Organophosphate Poisoning and Antidotes

The toxic side of cholinesterase inhibition is most dramatically seen in organophosphate poisoning, whether from pesticide exposure or chemical warfare agents. These compounds irreversibly disable acetylcholinesterase, flooding the body with acetylcholine and triggering a cascade of dangerous symptoms: excessive salivation, tearing, urination, and defecation, followed by muscle paralysis and respiratory failure.

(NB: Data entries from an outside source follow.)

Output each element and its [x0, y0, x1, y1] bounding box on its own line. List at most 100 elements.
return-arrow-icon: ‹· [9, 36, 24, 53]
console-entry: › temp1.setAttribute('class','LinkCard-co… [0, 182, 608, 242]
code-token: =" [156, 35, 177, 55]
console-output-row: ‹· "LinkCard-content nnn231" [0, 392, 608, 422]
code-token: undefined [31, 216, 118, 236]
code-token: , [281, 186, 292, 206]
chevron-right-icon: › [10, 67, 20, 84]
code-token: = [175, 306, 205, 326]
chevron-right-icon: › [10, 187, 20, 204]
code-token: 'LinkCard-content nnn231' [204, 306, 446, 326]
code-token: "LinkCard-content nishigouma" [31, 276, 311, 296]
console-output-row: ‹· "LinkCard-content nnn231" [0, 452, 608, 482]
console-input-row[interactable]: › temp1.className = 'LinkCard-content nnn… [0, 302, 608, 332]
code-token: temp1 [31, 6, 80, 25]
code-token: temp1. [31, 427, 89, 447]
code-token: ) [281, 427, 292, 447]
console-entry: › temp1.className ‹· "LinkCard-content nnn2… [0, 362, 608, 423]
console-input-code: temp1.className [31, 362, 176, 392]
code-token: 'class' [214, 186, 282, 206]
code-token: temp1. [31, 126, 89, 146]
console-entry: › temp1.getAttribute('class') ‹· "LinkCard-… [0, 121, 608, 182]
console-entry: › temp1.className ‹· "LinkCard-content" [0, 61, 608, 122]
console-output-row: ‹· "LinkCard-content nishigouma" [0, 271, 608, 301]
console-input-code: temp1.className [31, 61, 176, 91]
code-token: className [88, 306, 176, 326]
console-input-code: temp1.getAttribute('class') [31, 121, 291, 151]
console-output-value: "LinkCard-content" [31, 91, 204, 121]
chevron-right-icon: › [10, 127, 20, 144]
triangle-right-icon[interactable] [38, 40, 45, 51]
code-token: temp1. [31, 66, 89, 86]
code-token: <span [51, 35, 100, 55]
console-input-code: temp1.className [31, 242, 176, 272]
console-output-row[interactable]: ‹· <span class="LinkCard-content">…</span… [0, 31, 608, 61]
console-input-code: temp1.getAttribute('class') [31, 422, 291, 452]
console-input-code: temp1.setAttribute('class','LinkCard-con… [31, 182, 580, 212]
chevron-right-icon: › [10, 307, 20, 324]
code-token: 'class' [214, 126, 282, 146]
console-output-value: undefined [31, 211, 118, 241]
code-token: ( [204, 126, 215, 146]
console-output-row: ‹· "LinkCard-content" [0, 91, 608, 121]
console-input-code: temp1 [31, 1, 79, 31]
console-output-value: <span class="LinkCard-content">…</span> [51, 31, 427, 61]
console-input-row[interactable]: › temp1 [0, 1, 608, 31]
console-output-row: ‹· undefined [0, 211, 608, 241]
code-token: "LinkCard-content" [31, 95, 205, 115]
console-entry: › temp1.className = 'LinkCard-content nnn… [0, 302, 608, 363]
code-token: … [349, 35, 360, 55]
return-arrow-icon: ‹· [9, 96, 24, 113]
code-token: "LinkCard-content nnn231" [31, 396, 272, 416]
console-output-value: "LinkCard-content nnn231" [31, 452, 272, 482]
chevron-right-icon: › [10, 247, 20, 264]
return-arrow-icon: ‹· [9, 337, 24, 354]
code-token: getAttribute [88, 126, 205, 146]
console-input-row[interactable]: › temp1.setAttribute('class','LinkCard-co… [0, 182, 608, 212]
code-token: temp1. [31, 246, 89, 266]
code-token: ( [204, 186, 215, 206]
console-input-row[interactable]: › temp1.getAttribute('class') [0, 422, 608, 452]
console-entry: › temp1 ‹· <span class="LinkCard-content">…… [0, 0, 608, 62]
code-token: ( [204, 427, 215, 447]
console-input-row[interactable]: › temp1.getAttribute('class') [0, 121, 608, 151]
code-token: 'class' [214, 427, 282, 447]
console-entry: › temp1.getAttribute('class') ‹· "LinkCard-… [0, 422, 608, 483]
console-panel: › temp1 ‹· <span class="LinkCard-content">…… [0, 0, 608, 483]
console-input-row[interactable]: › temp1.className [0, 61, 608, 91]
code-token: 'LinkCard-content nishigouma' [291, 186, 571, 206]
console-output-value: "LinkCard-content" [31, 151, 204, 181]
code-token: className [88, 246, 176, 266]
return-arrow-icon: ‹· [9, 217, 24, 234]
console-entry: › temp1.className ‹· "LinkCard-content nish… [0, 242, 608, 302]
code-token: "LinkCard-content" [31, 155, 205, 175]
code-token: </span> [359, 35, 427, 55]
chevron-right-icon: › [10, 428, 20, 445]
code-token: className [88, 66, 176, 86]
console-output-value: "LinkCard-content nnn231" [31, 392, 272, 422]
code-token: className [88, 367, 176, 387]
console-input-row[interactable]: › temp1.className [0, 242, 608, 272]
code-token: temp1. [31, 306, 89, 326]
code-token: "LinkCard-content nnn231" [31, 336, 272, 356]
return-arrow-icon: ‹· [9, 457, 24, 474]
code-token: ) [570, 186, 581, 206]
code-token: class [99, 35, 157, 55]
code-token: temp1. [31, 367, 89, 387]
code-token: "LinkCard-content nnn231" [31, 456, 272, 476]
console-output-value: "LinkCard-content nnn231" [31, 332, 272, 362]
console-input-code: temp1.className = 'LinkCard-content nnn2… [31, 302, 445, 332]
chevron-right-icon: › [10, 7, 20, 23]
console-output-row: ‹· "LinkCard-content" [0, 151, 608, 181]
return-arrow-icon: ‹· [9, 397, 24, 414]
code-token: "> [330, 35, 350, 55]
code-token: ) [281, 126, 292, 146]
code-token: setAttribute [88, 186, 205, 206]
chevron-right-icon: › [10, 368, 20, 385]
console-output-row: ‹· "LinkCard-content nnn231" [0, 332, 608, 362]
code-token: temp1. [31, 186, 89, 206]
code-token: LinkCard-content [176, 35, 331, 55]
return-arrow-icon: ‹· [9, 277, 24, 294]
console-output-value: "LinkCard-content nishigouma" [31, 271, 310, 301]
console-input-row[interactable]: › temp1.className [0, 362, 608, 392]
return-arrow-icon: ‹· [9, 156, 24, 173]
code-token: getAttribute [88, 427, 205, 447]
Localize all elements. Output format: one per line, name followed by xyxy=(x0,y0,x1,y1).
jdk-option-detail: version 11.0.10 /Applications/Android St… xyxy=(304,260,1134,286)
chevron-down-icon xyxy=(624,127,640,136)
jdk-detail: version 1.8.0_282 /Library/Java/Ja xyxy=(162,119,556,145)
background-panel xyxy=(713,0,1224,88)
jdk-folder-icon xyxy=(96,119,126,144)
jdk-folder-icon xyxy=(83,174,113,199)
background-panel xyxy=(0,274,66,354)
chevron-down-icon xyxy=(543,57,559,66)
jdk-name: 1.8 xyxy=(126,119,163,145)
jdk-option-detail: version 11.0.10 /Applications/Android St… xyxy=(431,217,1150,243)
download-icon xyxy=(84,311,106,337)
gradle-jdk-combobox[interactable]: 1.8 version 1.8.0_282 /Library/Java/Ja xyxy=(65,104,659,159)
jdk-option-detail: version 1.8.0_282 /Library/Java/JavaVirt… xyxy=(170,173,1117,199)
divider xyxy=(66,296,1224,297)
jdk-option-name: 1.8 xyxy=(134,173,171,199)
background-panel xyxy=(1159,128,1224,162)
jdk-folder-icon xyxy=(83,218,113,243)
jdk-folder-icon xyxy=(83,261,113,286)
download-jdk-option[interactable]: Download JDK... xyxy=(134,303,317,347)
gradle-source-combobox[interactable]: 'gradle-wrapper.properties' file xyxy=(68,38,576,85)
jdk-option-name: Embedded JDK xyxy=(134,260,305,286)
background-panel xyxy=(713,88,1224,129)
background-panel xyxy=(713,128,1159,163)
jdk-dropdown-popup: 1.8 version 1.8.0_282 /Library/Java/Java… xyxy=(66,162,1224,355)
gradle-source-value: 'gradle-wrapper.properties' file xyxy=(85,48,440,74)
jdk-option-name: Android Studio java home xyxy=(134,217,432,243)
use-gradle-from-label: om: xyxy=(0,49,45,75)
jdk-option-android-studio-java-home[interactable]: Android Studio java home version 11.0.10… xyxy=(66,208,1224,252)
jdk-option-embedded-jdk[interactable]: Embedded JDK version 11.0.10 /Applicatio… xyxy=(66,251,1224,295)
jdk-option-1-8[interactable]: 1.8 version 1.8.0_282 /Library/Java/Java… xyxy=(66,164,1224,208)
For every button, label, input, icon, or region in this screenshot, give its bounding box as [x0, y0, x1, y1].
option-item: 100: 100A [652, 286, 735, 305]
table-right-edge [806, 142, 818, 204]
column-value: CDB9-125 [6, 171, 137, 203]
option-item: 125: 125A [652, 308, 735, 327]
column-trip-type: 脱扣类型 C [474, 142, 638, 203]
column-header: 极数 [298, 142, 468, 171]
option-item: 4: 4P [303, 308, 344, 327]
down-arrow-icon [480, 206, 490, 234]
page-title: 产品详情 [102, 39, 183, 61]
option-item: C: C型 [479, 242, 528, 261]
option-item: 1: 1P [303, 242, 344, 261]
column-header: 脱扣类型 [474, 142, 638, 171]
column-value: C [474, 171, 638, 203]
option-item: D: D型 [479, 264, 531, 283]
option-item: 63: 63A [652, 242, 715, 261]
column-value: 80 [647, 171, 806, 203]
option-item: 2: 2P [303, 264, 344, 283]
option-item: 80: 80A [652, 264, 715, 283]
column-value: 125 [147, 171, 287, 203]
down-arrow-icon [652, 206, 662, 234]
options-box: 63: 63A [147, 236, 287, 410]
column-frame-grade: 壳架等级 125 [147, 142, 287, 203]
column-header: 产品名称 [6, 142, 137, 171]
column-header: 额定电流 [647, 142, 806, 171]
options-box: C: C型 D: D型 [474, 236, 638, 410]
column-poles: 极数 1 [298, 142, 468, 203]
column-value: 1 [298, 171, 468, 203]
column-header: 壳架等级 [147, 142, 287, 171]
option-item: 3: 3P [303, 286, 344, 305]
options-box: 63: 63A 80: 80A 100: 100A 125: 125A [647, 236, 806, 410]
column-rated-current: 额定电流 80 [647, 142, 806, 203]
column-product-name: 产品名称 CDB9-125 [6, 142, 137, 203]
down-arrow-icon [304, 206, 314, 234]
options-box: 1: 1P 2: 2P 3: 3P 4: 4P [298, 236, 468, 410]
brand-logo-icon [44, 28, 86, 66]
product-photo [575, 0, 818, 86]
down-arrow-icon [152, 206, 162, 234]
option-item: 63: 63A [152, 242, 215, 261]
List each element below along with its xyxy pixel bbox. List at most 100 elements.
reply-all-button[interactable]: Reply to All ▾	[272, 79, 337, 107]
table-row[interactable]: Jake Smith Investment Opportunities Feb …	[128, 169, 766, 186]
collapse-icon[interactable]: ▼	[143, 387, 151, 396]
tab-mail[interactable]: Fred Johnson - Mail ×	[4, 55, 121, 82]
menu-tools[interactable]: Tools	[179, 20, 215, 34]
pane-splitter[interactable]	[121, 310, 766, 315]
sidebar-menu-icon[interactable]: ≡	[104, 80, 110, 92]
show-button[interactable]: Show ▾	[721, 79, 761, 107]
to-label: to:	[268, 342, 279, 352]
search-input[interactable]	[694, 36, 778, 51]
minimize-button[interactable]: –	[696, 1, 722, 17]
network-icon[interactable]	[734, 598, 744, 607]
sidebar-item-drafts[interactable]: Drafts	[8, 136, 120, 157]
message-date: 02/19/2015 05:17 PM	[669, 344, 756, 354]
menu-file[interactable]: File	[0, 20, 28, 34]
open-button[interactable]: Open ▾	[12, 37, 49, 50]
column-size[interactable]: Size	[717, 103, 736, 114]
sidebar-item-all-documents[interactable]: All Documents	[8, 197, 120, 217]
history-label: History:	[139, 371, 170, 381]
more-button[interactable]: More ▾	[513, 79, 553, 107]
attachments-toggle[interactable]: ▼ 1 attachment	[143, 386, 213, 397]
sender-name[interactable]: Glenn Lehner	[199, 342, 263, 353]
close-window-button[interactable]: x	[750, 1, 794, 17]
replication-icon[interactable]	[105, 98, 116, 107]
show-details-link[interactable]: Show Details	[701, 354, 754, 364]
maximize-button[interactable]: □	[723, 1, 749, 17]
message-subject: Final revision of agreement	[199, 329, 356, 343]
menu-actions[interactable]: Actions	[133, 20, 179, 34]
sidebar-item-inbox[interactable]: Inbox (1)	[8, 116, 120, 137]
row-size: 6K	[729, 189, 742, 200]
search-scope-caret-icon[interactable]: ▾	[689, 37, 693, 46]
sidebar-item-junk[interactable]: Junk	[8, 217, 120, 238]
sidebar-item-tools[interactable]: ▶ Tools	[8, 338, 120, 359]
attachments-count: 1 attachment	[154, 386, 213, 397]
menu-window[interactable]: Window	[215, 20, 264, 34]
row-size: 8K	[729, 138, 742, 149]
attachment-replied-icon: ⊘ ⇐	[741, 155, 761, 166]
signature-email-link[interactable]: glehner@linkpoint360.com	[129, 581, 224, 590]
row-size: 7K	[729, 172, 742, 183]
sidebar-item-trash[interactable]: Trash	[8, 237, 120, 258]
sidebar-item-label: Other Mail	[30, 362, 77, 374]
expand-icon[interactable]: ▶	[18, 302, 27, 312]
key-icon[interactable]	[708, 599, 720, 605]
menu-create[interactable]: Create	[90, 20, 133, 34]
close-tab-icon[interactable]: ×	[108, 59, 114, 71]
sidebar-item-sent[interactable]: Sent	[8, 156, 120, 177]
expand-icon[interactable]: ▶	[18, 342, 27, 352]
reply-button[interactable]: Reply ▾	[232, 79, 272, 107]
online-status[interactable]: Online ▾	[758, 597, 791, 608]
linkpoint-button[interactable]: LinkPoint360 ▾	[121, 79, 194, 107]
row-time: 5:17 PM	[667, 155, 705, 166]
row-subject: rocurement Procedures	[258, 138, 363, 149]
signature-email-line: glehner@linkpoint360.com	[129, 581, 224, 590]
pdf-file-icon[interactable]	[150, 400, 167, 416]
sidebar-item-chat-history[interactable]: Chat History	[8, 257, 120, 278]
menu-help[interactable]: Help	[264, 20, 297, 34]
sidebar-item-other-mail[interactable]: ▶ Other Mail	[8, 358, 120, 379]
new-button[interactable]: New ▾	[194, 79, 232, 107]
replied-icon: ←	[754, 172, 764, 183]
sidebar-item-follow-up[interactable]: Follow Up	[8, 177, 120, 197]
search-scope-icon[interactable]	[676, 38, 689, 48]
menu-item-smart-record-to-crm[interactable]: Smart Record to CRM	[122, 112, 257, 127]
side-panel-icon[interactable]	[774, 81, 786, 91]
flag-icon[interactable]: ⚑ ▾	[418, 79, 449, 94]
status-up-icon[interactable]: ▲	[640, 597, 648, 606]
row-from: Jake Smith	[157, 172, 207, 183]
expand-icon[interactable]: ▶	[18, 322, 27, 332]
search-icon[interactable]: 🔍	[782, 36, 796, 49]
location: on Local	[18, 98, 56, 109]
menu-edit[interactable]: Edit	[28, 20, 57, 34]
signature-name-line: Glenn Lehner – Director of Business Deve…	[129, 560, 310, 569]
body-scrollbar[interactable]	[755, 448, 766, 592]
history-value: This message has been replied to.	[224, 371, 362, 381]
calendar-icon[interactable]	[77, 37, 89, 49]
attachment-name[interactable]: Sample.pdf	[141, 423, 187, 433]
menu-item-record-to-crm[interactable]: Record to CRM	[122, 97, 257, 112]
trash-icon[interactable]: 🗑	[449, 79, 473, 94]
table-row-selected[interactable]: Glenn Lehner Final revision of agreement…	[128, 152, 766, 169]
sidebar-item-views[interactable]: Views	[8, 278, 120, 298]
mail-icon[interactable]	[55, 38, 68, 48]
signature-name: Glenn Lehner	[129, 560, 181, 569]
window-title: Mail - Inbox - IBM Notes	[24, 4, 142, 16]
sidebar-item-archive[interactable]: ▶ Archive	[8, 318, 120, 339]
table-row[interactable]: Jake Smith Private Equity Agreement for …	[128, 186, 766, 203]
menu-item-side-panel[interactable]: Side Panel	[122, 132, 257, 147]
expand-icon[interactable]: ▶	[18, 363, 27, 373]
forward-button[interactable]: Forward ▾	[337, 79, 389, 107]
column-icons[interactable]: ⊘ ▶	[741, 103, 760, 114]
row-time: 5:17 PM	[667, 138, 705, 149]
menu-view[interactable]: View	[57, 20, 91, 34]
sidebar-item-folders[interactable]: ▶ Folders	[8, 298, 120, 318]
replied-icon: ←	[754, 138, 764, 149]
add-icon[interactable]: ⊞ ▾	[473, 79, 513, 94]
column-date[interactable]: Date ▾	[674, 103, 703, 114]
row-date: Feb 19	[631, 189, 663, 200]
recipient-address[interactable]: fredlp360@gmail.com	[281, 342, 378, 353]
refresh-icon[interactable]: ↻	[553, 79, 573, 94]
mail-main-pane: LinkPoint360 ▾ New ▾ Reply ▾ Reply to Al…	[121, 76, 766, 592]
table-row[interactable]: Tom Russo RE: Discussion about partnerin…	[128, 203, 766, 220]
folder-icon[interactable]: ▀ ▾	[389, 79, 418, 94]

Treatment requires two antidotes working together. Atropine blocks acetylcholine’s effects at certain receptors (muscarinic receptors), controlling symptoms like excessive secretions and slowed heart rate. But atropine doesn’t work at the muscle-type receptors (nicotinic receptors), so a second drug called pralidoxime is given to actually detach the organophosphate from the disabled enzyme. Pralidoxime has a higher affinity for the organophosphate molecule than the enzyme does, effectively pulling the poison off the enzyme and restoring its function. The two drugs are synergistic, meaning they work better together than either would alone.

Timing is critical with pralidoxime. If too many hours pass after exposure, the bond between the organophosphate and the enzyme undergoes a chemical change called “aging” that makes it permanent. Once aging occurs, pralidoxime can no longer detach the poison, and the body must wait days to weeks to produce fresh enzyme.